Before plants could venture onto land, it was important that certain environmental changes be made to the Earth’s surface. Firstly the near-shore environments needed to be of adequate size and stable. Secondly, soils needed to develop. And thirdly, the climatic conditions needed to be appropriate to support terrestrial plant life.
We already know that Jesus set this in motion on Day 3 when He started Plate Tectonics 2.4 Ga. At this point, there was already sea algae growing. With the advent of land, it would provide opportunities for plant life to take a whole new spin. However, it wasn’t until 2 billion years later when the process would finally give way to the true beginnings of land plants.
There was significant tectonic activity during the Cambrian and Ordovician (543-443Ma). Rodinia fragmented and East Gondwana collided with West Gondwana, before they both collided with Laurasia to form the Pangea supercontinent about 320Ma. There were also significant changes in sea levels due to the ending of ice ages at around 650-590Ma, and this led to widespread flooding and the creation of shallow straits. Then, at about 440Ma, there was another period of glaciation (another ice age) and [the] water levels dropped again, with ocean levels decreasing by 70 metres. It is this period of time that indisputable evidence for the first land plants can be dated back to.
At first, the atmosphere was still quite warm due to all of the CO2. But while the high temperatures (40C) prevented plants from taking root enough to clean it up very quickly, the Earth cooled down in some regions by 450 Ma.
There are several hurdles that plants had to overcome to really conquer the land.
- They had to reproduce. In the water, sperm could swim to the egg and fertilize. On land, there was no water to swim through. Some plants reproduced with airborne spores, and most others through a process called “The Alternation of Generations”.

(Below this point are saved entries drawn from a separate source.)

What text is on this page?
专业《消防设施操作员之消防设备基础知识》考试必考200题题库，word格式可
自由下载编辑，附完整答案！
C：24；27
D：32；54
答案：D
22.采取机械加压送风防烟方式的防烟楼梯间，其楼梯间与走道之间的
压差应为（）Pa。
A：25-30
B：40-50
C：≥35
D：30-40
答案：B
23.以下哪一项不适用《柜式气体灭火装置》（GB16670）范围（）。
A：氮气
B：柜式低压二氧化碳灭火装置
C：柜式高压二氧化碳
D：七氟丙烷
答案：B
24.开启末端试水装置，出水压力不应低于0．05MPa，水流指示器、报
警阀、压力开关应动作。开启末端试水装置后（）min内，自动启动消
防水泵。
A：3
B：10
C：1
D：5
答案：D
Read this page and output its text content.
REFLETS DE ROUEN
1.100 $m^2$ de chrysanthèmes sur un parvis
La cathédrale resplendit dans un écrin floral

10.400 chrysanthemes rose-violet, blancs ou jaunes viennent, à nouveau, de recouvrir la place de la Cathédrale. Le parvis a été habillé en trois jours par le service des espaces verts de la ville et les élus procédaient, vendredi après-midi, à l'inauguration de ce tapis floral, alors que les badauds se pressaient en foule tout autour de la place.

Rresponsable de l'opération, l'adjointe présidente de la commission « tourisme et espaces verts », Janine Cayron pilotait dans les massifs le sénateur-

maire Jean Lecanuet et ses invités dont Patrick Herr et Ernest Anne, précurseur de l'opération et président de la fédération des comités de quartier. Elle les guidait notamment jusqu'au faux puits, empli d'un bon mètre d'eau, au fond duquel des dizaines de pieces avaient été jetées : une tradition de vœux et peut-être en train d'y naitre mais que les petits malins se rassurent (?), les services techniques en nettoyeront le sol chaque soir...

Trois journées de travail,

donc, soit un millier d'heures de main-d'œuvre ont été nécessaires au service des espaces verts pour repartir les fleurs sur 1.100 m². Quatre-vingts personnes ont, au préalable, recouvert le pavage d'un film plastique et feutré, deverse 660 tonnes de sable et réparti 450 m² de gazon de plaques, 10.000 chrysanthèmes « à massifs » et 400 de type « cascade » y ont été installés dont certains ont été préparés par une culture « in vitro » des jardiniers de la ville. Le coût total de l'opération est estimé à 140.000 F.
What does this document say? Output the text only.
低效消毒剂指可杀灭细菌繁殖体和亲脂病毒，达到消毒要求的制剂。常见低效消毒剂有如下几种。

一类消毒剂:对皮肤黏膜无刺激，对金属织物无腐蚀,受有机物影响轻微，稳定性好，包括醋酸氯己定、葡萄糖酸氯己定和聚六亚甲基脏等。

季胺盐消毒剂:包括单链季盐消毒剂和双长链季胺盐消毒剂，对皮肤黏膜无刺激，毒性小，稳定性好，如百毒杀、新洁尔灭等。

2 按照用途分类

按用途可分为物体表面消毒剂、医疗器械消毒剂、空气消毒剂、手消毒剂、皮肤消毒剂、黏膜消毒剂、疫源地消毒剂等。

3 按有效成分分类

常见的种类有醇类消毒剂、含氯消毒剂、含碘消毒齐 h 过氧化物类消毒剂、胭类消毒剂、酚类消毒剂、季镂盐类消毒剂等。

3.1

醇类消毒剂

- Plants developed cuticles to prevent the loss of water
- Plants developed stomatal spores to regulate water loss
- Plants developed supported cells to compensate for lack of water, and to fight the wind and rain
- Roots allowed plants to absorb water and nutrients from the ground, as well as anchor them
The first true land plants didn’t grow that large:
- Cooksonia developed 428 Ma. It had no leaves, and grew 6.5 cm long
- Rhynia qwynne-vaughanii developed 400 Ma, and grew to about 18cm long
- Aglaophyton major developed 400 Ma, and grew to 20cm long
- Zosterophyllum developed 400 Ma, too, and grew to 30cm long
- Baragwanathia longifolia developed between 420 and 410 Ma, and grew to be 1 meter long
It is thought that these plants developed from green algae, but their ancestry isn’t clear. They might not even have a common ancestor, although “current thinking is that the Charophyaceae contains a common ancestor.”
It seems to me that a surprising amount of complexity developed once the conditions allowed it, once all hindrances were removed. These complexities built on previous complexities, but the odds of this additional complexity seems so unlikely. I mean, just because conditions on land would allow the survival of new species, why should that necessarily result in their quick appearance? Adequate conditions for life provides no obligation for it to appear, and yet it did, as soon as it could. While continental drift and glaciation took their sweet time providing just the right conditions, the plants themselves wasted no time at all taking advantage of this work. To me, it seems almost intentional, but then I’m not surprised, because I already know it was.